To be sure, personalisation is not just for B2C companies either. According to “The State of B2B Ecommerce in ANZ, Southeast Asia and India” report from Econsultancy and Magento, an Adobe company, a third of respondents (33%) strongly agreed that they can “personalise the digital experience based on previous interactions with the business.”
Getting Real (Time)
Getting the right message out at the right time is imperative for any organization, but for auction site and marketplace eBay Australia and New Zealand, that needs to happen in real time and at scale.
“Prioritising personalisation is transforming the way we’re able to engage with our customers,” explained Jess Chan, the company’s audience automation manager. “That means focusing on attribution modeling, data visualisation, and connecting our marketing channels through one persistent user ID.”
Part of Chan’s role is to personalise the experience for buyers and sellers across all touch points, unifying disparate marketing channels. “At eBay, we are currently experimenting with customer data platform technology and how we can understand a customer’s ID ... whether that’s a CRM ID, an email ID, a device ID ... we are experimenting with communicating to one persistent ID,” she told CMO.com.
It comes down to understanding the different digital touch points in one unified manner, Chan added—no small feat for an organization that produces over 8 billion rows of data a day.
Analytics For Student Experience
Universities are also great candidates for large-scale personalisation efforts. Australia’s RMIT University, itself a large, distributed enterprise, is applying high-end, real-time analytics to the task of ensuring the best possible student experience. With 92,000 students across its Melbourne and Southeast Asia campuses, that’s a significant task.
The university has invested in live insights to connect the university’s different technology platforms, explained Jack Hylands, General Manager of Strategy and New Product at RMIT Online.
“We see the future of experience being an incredibly personalised one,” he told CMO.com. “Every student has unique needs, bringing different prior experiences, knowledge, and aspirations of where they want to go. We’re working to use data analytics and insights to make sure that we meet the needs of every student as an individual.”
That means thinking about how to delight students from the moment they first engage with RMIT, “whether that’s through a digital advertisement or whether that’s as an alumni coming back to RMIT to see what further learning we can support them with,” Hylands said.

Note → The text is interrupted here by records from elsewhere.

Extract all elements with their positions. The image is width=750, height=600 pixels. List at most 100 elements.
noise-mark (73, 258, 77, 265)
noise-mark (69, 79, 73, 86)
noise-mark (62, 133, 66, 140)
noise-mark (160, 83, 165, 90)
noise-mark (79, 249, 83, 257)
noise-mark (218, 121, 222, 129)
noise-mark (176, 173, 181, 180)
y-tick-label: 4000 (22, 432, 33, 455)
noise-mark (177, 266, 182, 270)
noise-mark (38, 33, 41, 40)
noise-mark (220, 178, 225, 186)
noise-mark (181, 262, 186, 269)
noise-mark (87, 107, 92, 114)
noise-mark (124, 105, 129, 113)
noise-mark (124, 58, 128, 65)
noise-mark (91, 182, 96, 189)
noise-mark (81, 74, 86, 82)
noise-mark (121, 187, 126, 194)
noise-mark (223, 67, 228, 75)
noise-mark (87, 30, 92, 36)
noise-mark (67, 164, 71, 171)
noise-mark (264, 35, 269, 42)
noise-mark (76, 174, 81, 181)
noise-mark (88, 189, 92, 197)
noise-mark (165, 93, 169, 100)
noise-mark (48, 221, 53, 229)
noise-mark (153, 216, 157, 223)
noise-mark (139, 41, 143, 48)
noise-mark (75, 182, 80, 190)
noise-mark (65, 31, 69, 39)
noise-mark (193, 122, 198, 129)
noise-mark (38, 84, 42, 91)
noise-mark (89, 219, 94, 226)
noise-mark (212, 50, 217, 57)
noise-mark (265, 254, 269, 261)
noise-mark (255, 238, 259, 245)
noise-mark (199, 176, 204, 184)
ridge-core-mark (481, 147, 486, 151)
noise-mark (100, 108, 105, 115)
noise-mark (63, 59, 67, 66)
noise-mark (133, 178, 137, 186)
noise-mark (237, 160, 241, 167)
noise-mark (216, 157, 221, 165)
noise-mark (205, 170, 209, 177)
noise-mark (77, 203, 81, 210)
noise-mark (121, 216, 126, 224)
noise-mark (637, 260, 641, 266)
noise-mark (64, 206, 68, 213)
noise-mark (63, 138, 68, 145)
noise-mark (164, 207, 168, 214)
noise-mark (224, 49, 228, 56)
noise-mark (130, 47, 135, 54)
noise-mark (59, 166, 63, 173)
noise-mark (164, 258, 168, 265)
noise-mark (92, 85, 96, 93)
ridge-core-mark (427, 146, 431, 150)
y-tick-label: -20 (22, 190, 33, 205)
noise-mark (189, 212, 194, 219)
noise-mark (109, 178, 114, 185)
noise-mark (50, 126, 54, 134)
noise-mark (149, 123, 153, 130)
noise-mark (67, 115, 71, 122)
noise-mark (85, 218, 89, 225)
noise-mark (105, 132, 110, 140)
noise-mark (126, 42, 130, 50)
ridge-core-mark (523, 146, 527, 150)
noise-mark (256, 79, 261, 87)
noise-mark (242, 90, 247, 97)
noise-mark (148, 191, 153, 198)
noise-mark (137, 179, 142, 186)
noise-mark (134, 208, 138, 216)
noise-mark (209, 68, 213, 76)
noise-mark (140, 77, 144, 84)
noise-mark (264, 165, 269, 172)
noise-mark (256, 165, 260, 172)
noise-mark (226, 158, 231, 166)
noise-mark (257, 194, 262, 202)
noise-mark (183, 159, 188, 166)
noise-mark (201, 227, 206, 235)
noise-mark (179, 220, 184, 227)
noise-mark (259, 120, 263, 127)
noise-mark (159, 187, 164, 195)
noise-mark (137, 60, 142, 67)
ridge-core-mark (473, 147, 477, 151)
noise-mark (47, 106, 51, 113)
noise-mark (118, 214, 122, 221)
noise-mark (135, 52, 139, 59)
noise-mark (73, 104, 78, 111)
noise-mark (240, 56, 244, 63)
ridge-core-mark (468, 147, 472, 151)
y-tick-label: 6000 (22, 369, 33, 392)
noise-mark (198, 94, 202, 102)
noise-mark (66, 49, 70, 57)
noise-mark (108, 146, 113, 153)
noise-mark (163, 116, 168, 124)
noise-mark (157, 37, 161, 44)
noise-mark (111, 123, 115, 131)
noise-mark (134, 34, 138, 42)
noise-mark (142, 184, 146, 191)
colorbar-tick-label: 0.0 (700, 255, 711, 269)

For Korean lifestyle products rental service MYOMEE, the expansive range of services and purchase options available through its website has created a perplexing user experience for some customers, something the company says has slowed down conversions in the past.
“For such customers, we now provide a curation service to facilitate customer-managed relationships,” said Sang-Hwan Huh, leader of platform strategy team at MYOMEE’s parent company, LOTTE Rental. “The curation service provides more personalised product recommendations determined based on their gender, age, preferred product categories, and purchase histories.”

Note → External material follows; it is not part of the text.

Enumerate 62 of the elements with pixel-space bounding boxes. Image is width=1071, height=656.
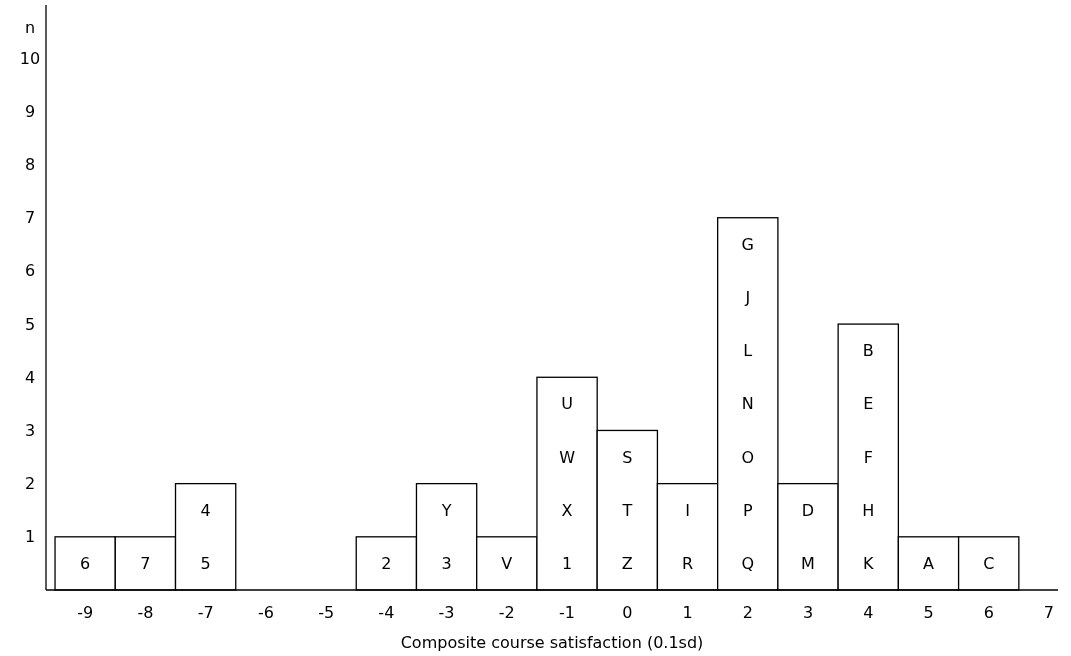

For MYOMEE, personalisation has been a winning strategy in bringing the company’s conversion rate in line with other e-commerce sites, not only through in-site navigation but in their remarketing efforts as well. Since implementing, MYOMEE has “increased the rate of conversion fivefold,” Huh told CMO.com.
“Remarketing shopping cart abandoners and those with incomplete order forms have been proven to be effective at many e-commerce sites, but the tactic worked particularly well for us in combination with benefit-driven messages and clear guidance to landing pages,” Huh explained. “If a personalised service is provided in a manner suited to the occasion where the customer would find the conveniences and benefits worthwhile, he or she will freely choose to take our desired action or make our desired conversion.”